There are various closed form solutions for simple models like this one. For current purposes we can ignore them and think instead more generally about how to get that marginal effects graph by simulation, in a way that deals with arbitrarily complex models.

Assume you want the effects of varying X on the mean of Y, and you're happy to fix all the other variables at some meaningful values. For each new value of X, take a size B sample from the distribution of model coefficients. An easy way to do so in R is to assume that it is Normal with mean coef(model) and covariance matrix vcov(model). Compute a new expected Y for each set of coefficients and summarize the lot with an interval. Then move on to the next value of X.

It seems to me that this method should be unaffected by any fancy transformations applied to any of the variables, provided you also apply them (or their inverses) in each sampling step.

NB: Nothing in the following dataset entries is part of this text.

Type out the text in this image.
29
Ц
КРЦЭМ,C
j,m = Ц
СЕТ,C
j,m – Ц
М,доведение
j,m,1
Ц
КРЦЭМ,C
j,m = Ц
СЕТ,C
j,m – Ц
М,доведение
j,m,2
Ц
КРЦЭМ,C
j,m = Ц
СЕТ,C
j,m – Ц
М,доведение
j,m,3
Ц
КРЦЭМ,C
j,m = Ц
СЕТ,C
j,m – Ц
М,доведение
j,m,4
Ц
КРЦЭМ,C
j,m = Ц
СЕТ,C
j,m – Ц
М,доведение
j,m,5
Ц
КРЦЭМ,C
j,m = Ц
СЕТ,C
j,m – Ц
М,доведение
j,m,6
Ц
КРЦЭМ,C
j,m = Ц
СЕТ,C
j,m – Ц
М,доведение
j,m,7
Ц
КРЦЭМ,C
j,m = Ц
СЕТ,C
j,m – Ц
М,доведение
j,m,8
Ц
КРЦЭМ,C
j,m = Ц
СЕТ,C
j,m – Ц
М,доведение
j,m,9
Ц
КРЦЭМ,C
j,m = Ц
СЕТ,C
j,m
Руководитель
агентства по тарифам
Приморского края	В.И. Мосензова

So, if the fitted model has log(X) as a predictor then log your new X before multiplying it by the sampled coefficient. If the fitted model has sqrt(Y) as a dependent variable then square each predicted mean in the sample before summarizing them as an interval.

In short, more programming but less probability calculation, and clinically comprehensible marginal effects as a result. This 'method' is sometimes referred to CLARIFY in the political science literature, but is quite general.